The tampering with time that goes on every year at this time has invited darkness into the late afternoon and light a little earlier in the morning."Spring forward, fall back." Time, already so arbitrary an invention, now gets pushed around into a change of schedule as though it were real. "Real time," we say, forgetting that we made it up back in the days of the serf, who kept "time" by the sun. The lords of the manor thought a clock tower beyond the fields would do a better job
I had a couple pieces included in What Redwoods Know, a book assembled by Katherine Hastings (and printed by her, and bound). We've begun a series of readings in Sebastopol, San Francisco, and Santa Cruz for the first round. Each work within the book reflects inspiration from a California state park, those that are destined for permanent closure next year. Most are in Northern California (a very few in the South), and many are oceanside. For one-tenth of one percent of California's budget, 70 parks will be closed, among them one of my favorites--MacKerricher on the coast north of Fort Bragg. It holds fragments of the California landscape--a three-mile sandy ocean beach with dunes, a small lake (or a large pond) with a trail through the woods with birds aplenty and a boardwalk around one end, a meadow, bluffs, and the rocky resting places of the harbor seals, white in some seasons. Otters swim on their backs in the shallows and gulls rest on the posts of the trailside decks.
Talk now is of real estate development on these lands, many given to the state by those who lived on them. Jack London's home will no longer be protected. Several parks have beat the deadline for closure, and more have closed campgrounds and visitor centers. This is what the redwoods know. Protest, if you will, to Governor Brown, your congressional representatives and senators, and support the Coastal Commission, which is endangered as well.
Redwood lumber yards make up a good hunk of Cloverdale's job possibilities.
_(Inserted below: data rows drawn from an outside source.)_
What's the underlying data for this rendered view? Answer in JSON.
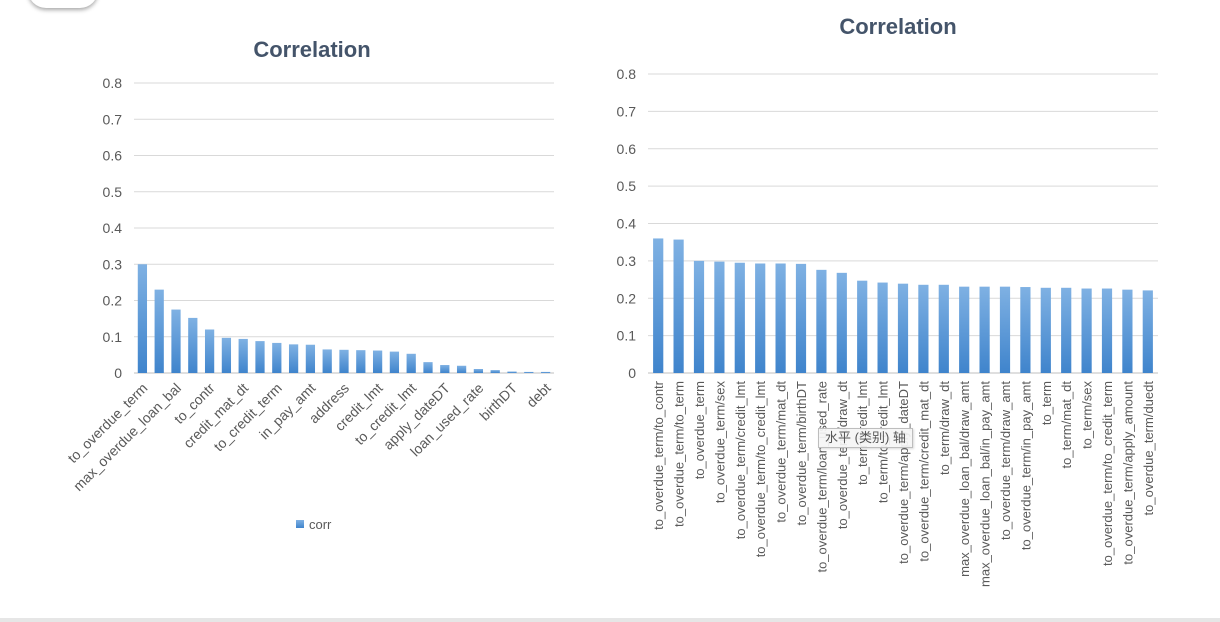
{
  "accent_color": "#5b9bd5",
  "chart_data": [
    {
      "type": "bar",
      "title": "Correlation",
      "xlabel": "",
      "ylabel": "",
      "ylim": [
        0,
        0.8
      ],
      "yticks": [
        "0",
        "0.1",
        "0.2",
        "0.3",
        "0.4",
        "0.5",
        "0.6",
        "0.7",
        "0.8"
      ],
      "legend": "bottom",
      "grid": true,
      "categories": [
        "to_overdue_term",
        "",
        "max_overdue_loan_bal",
        "",
        "to_contr",
        "",
        "credit_mat_dt",
        "",
        "to_credit_term",
        "",
        "in_pay_amt",
        "",
        "address",
        "",
        "credit_lmt",
        "",
        "to_credit_lmt",
        "",
        "apply_dateDT",
        "",
        "loan_used_rate",
        "",
        "birthDT",
        "",
        "debt"
      ],
      "series": [
        {
          "name": "corr",
          "values": [
            0.3,
            0.23,
            0.175,
            0.152,
            0.12,
            0.097,
            0.094,
            0.088,
            0.083,
            0.079,
            0.078,
            0.065,
            0.064,
            0.063,
            0.062,
            0.059,
            0.053,
            0.03,
            0.022,
            0.02,
            0.011,
            0.008,
            0.004,
            0.003,
            0.003
          ]
        }
      ]
    },
    {
      "type": "bar",
      "title": "Correlation",
      "xlabel": "",
      "ylabel": "",
      "ylim": [
        0,
        0.8
      ],
      "yticks": [
        "0",
        "0.1",
        "0.2",
        "0.3",
        "0.4",
        "0.5",
        "0.6",
        "0.7",
        "0.8"
      ],
      "grid": true,
      "categories": [
        "to_overdue_term/to_contr",
        "to_overdue_term/to_term",
        "to_overdue_term",
        "to_overdue_term/sex",
        "to_overdue_term/credit_lmt",
        "to_overdue_term/to_credit_lmt",
        "to_overdue_term/mat_dt",
        "to_overdue_term/birthDT",
        "to_overdue_term/loan_used_rate",
        "to_overdue_term/draw_dt",
        "to_term/credit_lmt",
        "to_term/to_credit_lmt",
        "to_overdue_term/apply_dateDT",
        "to_overdue_term/credit_mat_dt",
        "to_term/draw_dt",
        "max_overdue_loan_bal/draw_amt",
        "max_overdue_loan_bal/in_pay_amt",
        "to_overdue_term/draw_amt",
        "to_overdue_term/in_pay_amt",
        "to_term",
        "to_term/mat_dt",
        "to_term/sex",
        "to_overdue_term/to_credit_term",
        "to_overdue_term/apply_amount",
        "to_overdue_term/duedt"
      ],
      "series": [
        {
          "values": [
            0.36,
            0.357,
            0.3,
            0.298,
            0.295,
            0.293,
            0.293,
            0.292,
            0.276,
            0.268,
            0.247,
            0.242,
            0.239,
            0.236,
            0.236,
            0.231,
            0.231,
            0.231,
            0.23,
            0.228,
            0.228,
            0.226,
            0.226,
            0.223,
            0.221
          ]
        }
      ]
    }
  ],
  "tooltip_text": "水平 (类别) 轴"
}
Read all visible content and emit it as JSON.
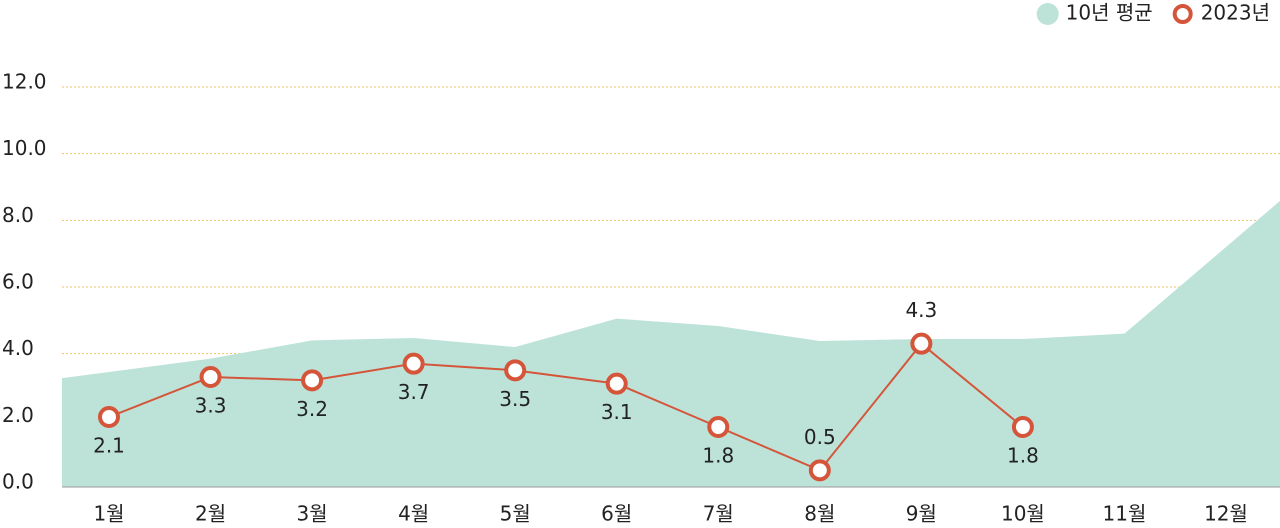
{
  "chart_data": {
    "type": "line",
    "categories": [
      "1월",
      "2월",
      "3월",
      "4월",
      "5월",
      "6월",
      "7월",
      "8월",
      "9월",
      "10월",
      "11월",
      "12월"
    ],
    "series": [
      {
        "name": "10년 평균",
        "type": "area",
        "color": "#bde3d8",
        "values": [
          3.45,
          3.85,
          4.4,
          4.47,
          4.2,
          5.05,
          4.83,
          4.38,
          4.44,
          4.44,
          4.6,
          7.2
        ]
      },
      {
        "name": "2023년",
        "type": "line",
        "color": "#d4553a",
        "values": [
          2.1,
          3.3,
          3.2,
          3.7,
          3.5,
          3.1,
          1.8,
          0.5,
          4.3,
          1.8,
          null,
          null
        ]
      }
    ],
    "ylim": [
      0,
      12
    ],
    "yticks": [
      {
        "value": 0,
        "label": "0.0"
      },
      {
        "value": 2,
        "label": "2.0"
      },
      {
        "value": 4,
        "label": "4.0"
      },
      {
        "value": 6,
        "label": "6.0"
      },
      {
        "value": 8,
        "label": "8.0"
      },
      {
        "value": 10,
        "label": "10.0"
      },
      {
        "value": 12,
        "label": "12.0"
      }
    ],
    "grid": true,
    "legend": "top-right"
  }
}
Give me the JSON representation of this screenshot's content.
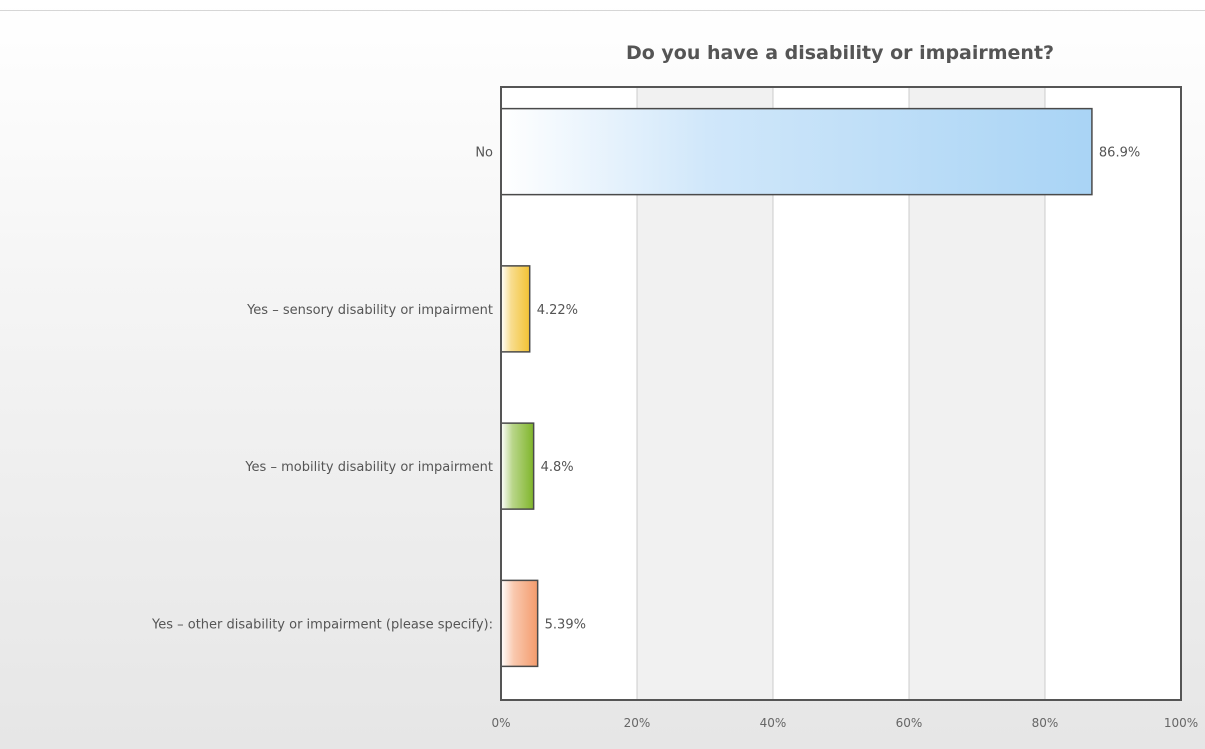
{
  "chart_data": {
    "type": "bar",
    "orientation": "horizontal",
    "title": "Do you have a disability or impairment?",
    "xlabel": "",
    "ylabel": "",
    "xlim": [
      0,
      100
    ],
    "grid": true,
    "x_ticks": [
      "0%",
      "20%",
      "40%",
      "60%",
      "80%",
      "100%"
    ],
    "categories": [
      "No",
      "Yes – sensory disability or impairment",
      "Yes – mobility disability or impairment",
      "Yes – other disability or impairment (please specify):"
    ],
    "values": [
      86.9,
      4.22,
      4.8,
      5.39
    ],
    "value_labels": [
      "86.9%",
      "4.22%",
      "4.8%",
      "5.39%"
    ],
    "bar_colors": [
      "#a9d4f5",
      "#f2c233",
      "#7fb52a",
      "#f49b6c"
    ]
  }
}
Meanwhile, the maroon madrones and the manzanita (little apple) go about the business of growing up the hillsides and, on the golden hill, the live oaks still echo in their shadows. Trees. Burning in South America. Dying of this disease or that across the country.
Three redwoods stand at the edge of the buildings of senior housing where I live, patterning themselves against the sunset in silhouette. They are relatively young, but still they know. They've heard rumors about the lumber yards and the empty stretches of blank where the trees have been cut and hauled out, stark deforested areas hidden behind a few rows left standing. Circles of time trace the cuts, time by years and centuries, not the arbitrary shifts of light we humans bear with the season's change. After a time, our body clocks settle into the differing hours.
I've stood in the circle of redwoods, grown up around a fallen grandfather, and listened to them breathe in whispers, reaching for the sky. They almost reach it. Their electric presence trembles through me in the silent preserves that will no longer be available to those who love their beauty.
Photographs by Luna Zeffer






What beautiful pictures and heartfelt writing, G. So glad you are included in the book inspired by the parks and are participating in the readings. Sending love. x0 N2
ReplyDeleteHi Gail; I just read your new post and I came down and saw that my cooment from last week did not go through (I asume that I probably closed the window before doing the password thing). Anyways, I wanted to say that I like your narrative a lot; and I like how you accompany them with these lovely fotos. The way you attributed values such as 'memory' and 'history' to the trees and forests that we constantly turn down was very especial. So is your narrative from today.
ReplyDeleteThank you, N2 and Jorge. Your comments mean a lot!